Poutine. Image de Tjebbe van Tijen via flickr.com. Licence : Creative Commons

La Russie est en train de réglementer à nouveau l'exploitation minière avec une loi qui entrera en vigueur en novembre. La loi a reçu une réponse positive de la part de nombreux médias Bitcoin – à tort, explique un auteur invité qui connaît le sujet grâce à son expérience pratique.

Selon divers médias, la Russie a légalisé l’exploitation minière au moyen d’une nouvelle loi. La plupart des médias relayent cette nouvelle sans commentaires de la part des médias gouvernementaux russes, souvent assez heureux d'avoir des nouvelles « bonnes pour Bitcoin », même lorsqu'elles impliquent la Russie.

L'un de nos lecteurs, qui connaît mieux le sujet grâce à sa propre expérience, adopte un point de vue beaucoup plus critique. La nouvelle loi équivaut à une interdiction des échanges et des portefeuilles et tente de forcer la scène Bitcoin russe, vitale mais aussi rebelle, à devenir la raison d'être de Moscou.

C'est pourquoi je publie ici un commentaire que j'ai élaboré avec lui.

Un article invité d'un lecteur resté anonyme

La situation juridique actuelle

Afin de comprendre ce que signifie la nouvelle loi, qui entrera en vigueur le 1er novembre, il est nécessaire de comprendre quelle est la situation juridique jusqu’à présent.

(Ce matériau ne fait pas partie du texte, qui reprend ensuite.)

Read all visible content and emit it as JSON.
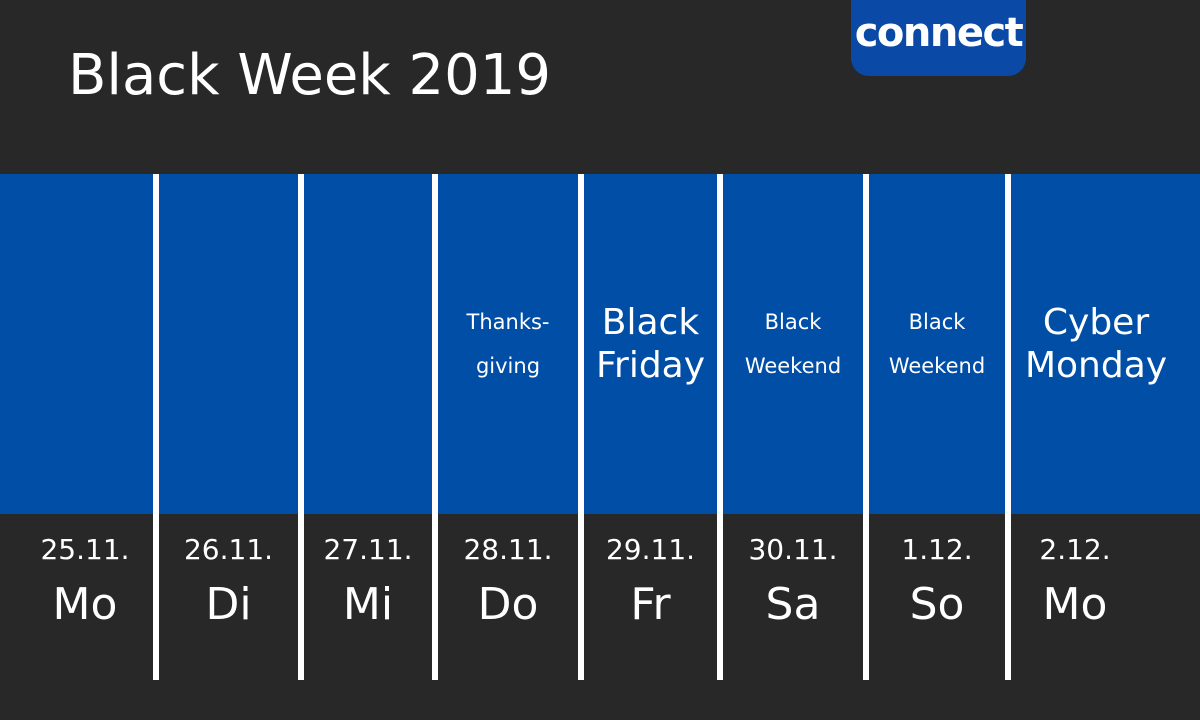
{
  "title": "Black Week 2019",
  "logo": "connect",
  "colors": {
    "background": "#282828",
    "band": "#004ea6",
    "logo": "#0a4aa6",
    "text": "#ffffff"
  },
  "days": [
    {
      "date": "25.11.",
      "day": "Mo",
      "event": []
    },
    {
      "date": "26.11.",
      "day": "Di",
      "event": []
    },
    {
      "date": "27.11.",
      "day": "Mi",
      "event": []
    },
    {
      "date": "28.11.",
      "day": "Do",
      "event": [
        "Thanks-",
        "giving"
      ]
    },
    {
      "date": "29.11.",
      "day": "Fr",
      "event": [
        "Black",
        "Friday"
      ]
    },
    {
      "date": "30.11.",
      "day": "Sa",
      "event": [
        "Black",
        "Weekend"
      ]
    },
    {
      "date": "1.12.",
      "day": "So",
      "event": [
        "Black",
        "Weekend"
      ]
    },
    {
      "date": "2.12.",
      "day": "Mo",
      "event": [
        "Cyber",
        "Monday"
      ]
    }
  ]
}
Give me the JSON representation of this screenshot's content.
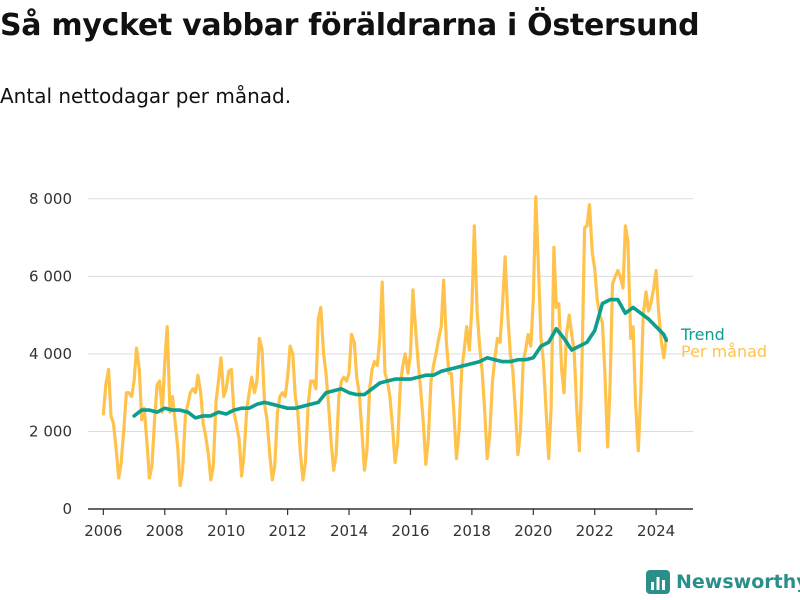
{
  "header": {
    "title": "Så mycket vabbar föräldrarna i Östersund",
    "subtitle": "Antal nettodagar per månad."
  },
  "brand": {
    "name": "Newsworthy",
    "icon": "bar-chart-logo-icon"
  },
  "colors": {
    "monthly": "#FFC34D",
    "trend": "#0E9E8E",
    "grid": "#DDDDDD",
    "axis": "#333333"
  },
  "chart_data": {
    "type": "line",
    "title": "Så mycket vabbar föräldrarna i Östersund",
    "subtitle": "Antal nettodagar per månad.",
    "xlabel": "",
    "ylabel": "",
    "xlim": [
      2005.5,
      2025.2
    ],
    "ylim": [
      0,
      9000
    ],
    "xticks": [
      2006,
      2008,
      2010,
      2012,
      2014,
      2016,
      2018,
      2020,
      2022,
      2024
    ],
    "xtick_labels": [
      "2006",
      "2008",
      "2010",
      "2012",
      "2014",
      "2016",
      "2018",
      "2020",
      "2022",
      "2024"
    ],
    "yticks": [
      0,
      2000,
      4000,
      6000,
      8000
    ],
    "ytick_labels": [
      "0",
      "2 000",
      "4 000",
      "6 000",
      "8 000"
    ],
    "grid": true,
    "legend_position": "right-end",
    "series": [
      {
        "name": "Per månad",
        "x": [
          2006.0,
          2006.08,
          2006.17,
          2006.25,
          2006.33,
          2006.42,
          2006.5,
          2006.58,
          2006.67,
          2006.75,
          2006.83,
          2006.92,
          2007.0,
          2007.08,
          2007.17,
          2007.25,
          2007.33,
          2007.42,
          2007.5,
          2007.58,
          2007.67,
          2007.75,
          2007.83,
          2007.92,
          2008.0,
          2008.08,
          2008.17,
          2008.25,
          2008.33,
          2008.42,
          2008.5,
          2008.58,
          2008.67,
          2008.75,
          2008.83,
          2008.92,
          2009.0,
          2009.08,
          2009.17,
          2009.25,
          2009.33,
          2009.42,
          2009.5,
          2009.58,
          2009.67,
          2009.75,
          2009.83,
          2009.92,
          2010.0,
          2010.08,
          2010.17,
          2010.25,
          2010.33,
          2010.42,
          2010.5,
          2010.58,
          2010.67,
          2010.75,
          2010.83,
          2010.92,
          2011.0,
          2011.08,
          2011.17,
          2011.25,
          2011.33,
          2011.42,
          2011.5,
          2011.58,
          2011.67,
          2011.75,
          2011.83,
          2011.92,
          2012.0,
          2012.08,
          2012.17,
          2012.25,
          2012.33,
          2012.42,
          2012.5,
          2012.58,
          2012.67,
          2012.75,
          2012.83,
          2012.92,
          2013.0,
          2013.08,
          2013.17,
          2013.25,
          2013.33,
          2013.42,
          2013.5,
          2013.58,
          2013.67,
          2013.75,
          2013.83,
          2013.92,
          2014.0,
          2014.08,
          2014.17,
          2014.25,
          2014.33,
          2014.42,
          2014.5,
          2014.58,
          2014.67,
          2014.75,
          2014.83,
          2014.92,
          2015.0,
          2015.08,
          2015.17,
          2015.25,
          2015.33,
          2015.42,
          2015.5,
          2015.58,
          2015.67,
          2015.75,
          2015.83,
          2015.92,
          2016.0,
          2016.08,
          2016.17,
          2016.25,
          2016.33,
          2016.42,
          2016.5,
          2016.58,
          2016.67,
          2016.75,
          2016.83,
          2016.92,
          2017.0,
          2017.08,
          2017.17,
          2017.25,
          2017.33,
          2017.42,
          2017.5,
          2017.58,
          2017.67,
          2017.75,
          2017.83,
          2017.92,
          2018.0,
          2018.08,
          2018.17,
          2018.25,
          2018.33,
          2018.42,
          2018.5,
          2018.58,
          2018.67,
          2018.75,
          2018.83,
          2018.92,
          2019.0,
          2019.08,
          2019.17,
          2019.25,
          2019.33,
          2019.42,
          2019.5,
          2019.58,
          2019.67,
          2019.75,
          2019.83,
          2019.92,
          2020.0,
          2020.08,
          2020.17,
          2020.25,
          2020.33,
          2020.42,
          2020.5,
          2020.58,
          2020.67,
          2020.75,
          2020.83,
          2020.92,
          2021.0,
          2021.08,
          2021.17,
          2021.25,
          2021.33,
          2021.42,
          2021.5,
          2021.58,
          2021.67,
          2021.75,
          2021.83,
          2021.92,
          2022.0,
          2022.08,
          2022.17,
          2022.25,
          2022.33,
          2022.42,
          2022.5,
          2022.58,
          2022.67,
          2022.75,
          2022.83,
          2022.92,
          2023.0,
          2023.08,
          2023.17,
          2023.25,
          2023.33,
          2023.42,
          2023.5,
          2023.58,
          2023.67,
          2023.75,
          2023.83,
          2023.92,
          2024.0,
          2024.08,
          2024.17,
          2024.25,
          2024.33
        ],
        "values": [
          2450,
          3200,
          3600,
          2400,
          2200,
          1500,
          800,
          1200,
          2100,
          3000,
          3000,
          2900,
          3300,
          4150,
          3600,
          2300,
          2600,
          1700,
          800,
          1100,
          2300,
          3200,
          3300,
          2500,
          3800,
          4700,
          2500,
          2900,
          2300,
          1600,
          600,
          1000,
          2400,
          2700,
          3000,
          3100,
          3000,
          3450,
          3000,
          2200,
          1900,
          1400,
          750,
          1100,
          2800,
          3300,
          3900,
          2900,
          3100,
          3550,
          3600,
          2500,
          2200,
          1800,
          850,
          1400,
          2600,
          3000,
          3400,
          3000,
          3300,
          4400,
          4100,
          2700,
          2300,
          1400,
          750,
          1100,
          2500,
          2900,
          3000,
          2900,
          3400,
          4200,
          4000,
          2900,
          2500,
          1400,
          750,
          1200,
          2700,
          3300,
          3300,
          3100,
          4900,
          5200,
          4000,
          3500,
          2700,
          1700,
          1000,
          1400,
          2900,
          3300,
          3400,
          3300,
          3500,
          4500,
          4300,
          3400,
          3000,
          2000,
          1000,
          1500,
          3100,
          3600,
          3800,
          3700,
          4400,
          5850,
          3500,
          3300,
          2900,
          2100,
          1200,
          1700,
          3200,
          3700,
          4000,
          3500,
          4000,
          5650,
          4600,
          3800,
          3100,
          2200,
          1150,
          1800,
          3300,
          3700,
          4000,
          4400,
          4700,
          5900,
          4300,
          3500,
          3500,
          2400,
          1300,
          2000,
          3600,
          4100,
          4700,
          4100,
          5200,
          7300,
          5100,
          4200,
          3600,
          2500,
          1300,
          1900,
          3300,
          3900,
          4400,
          4300,
          5300,
          6500,
          5000,
          4000,
          3600,
          2500,
          1400,
          2000,
          3800,
          4100,
          4500,
          4200,
          5400,
          8050,
          6200,
          4400,
          3800,
          2500,
          1300,
          2600,
          6750,
          5200,
          5300,
          3600,
          3000,
          4500,
          5000,
          4500,
          4100,
          2500,
          1500,
          3500,
          7250,
          7300,
          7850,
          6600,
          6200,
          5400,
          5000,
          4800,
          3500,
          1600,
          3200,
          5800,
          6000,
          6150,
          6000,
          5700,
          7300,
          6900,
          4400,
          4700,
          2700,
          1500,
          3000,
          5000,
          5600,
          5100,
          5300,
          5700,
          6150,
          5100,
          4300,
          3900,
          4400
        ]
      },
      {
        "name": "Trend",
        "x": [
          2007.0,
          2007.25,
          2007.5,
          2007.75,
          2008.0,
          2008.25,
          2008.5,
          2008.75,
          2009.0,
          2009.25,
          2009.5,
          2009.75,
          2010.0,
          2010.25,
          2010.5,
          2010.75,
          2011.0,
          2011.25,
          2011.5,
          2011.75,
          2012.0,
          2012.25,
          2012.5,
          2012.75,
          2013.0,
          2013.25,
          2013.5,
          2013.75,
          2014.0,
          2014.25,
          2014.5,
          2014.75,
          2015.0,
          2015.25,
          2015.5,
          2015.75,
          2016.0,
          2016.25,
          2016.5,
          2016.75,
          2017.0,
          2017.25,
          2017.5,
          2017.75,
          2018.0,
          2018.25,
          2018.5,
          2018.75,
          2019.0,
          2019.25,
          2019.5,
          2019.75,
          2020.0,
          2020.25,
          2020.5,
          2020.75,
          2021.0,
          2021.25,
          2021.5,
          2021.75,
          2022.0,
          2022.25,
          2022.5,
          2022.75,
          2023.0,
          2023.25,
          2023.5,
          2023.75,
          2024.0,
          2024.25,
          2024.33
        ],
        "values": [
          2400,
          2550,
          2550,
          2500,
          2600,
          2550,
          2550,
          2500,
          2350,
          2400,
          2400,
          2500,
          2450,
          2550,
          2600,
          2600,
          2700,
          2750,
          2700,
          2650,
          2600,
          2600,
          2650,
          2700,
          2750,
          3000,
          3050,
          3100,
          3000,
          2950,
          2950,
          3100,
          3250,
          3300,
          3350,
          3350,
          3350,
          3400,
          3450,
          3450,
          3550,
          3600,
          3650,
          3700,
          3750,
          3800,
          3900,
          3850,
          3800,
          3800,
          3850,
          3850,
          3900,
          4200,
          4300,
          4650,
          4400,
          4100,
          4200,
          4300,
          4600,
          5300,
          5400,
          5400,
          5050,
          5200,
          5050,
          4900,
          4700,
          4500,
          4350
        ]
      }
    ]
  }
}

Tout d’abord, le minage de Bitcoin n’était pas interdit auparavant en Russie. L’incertitude a longtemps régné et l’exploitation minière évoluait dans une zone grise juridique. Avec la « Loi sur les actifs financiers numériques » (Loi DFA) du 1er janvier 2021, le minage a été défini pour la première fois comme une activité commerciale pouvant être réglementée et taxée.

En conséquence, la Russie a commencé à réglementer plus étroitement l’exploitation minière, notamment en ce qui concerne la consommation d’énergie et les taxes. Des discussions et des propositions législatives ont également eu lieu pour réglementer l'exploitation minière de manière plus explicite et au niveau national.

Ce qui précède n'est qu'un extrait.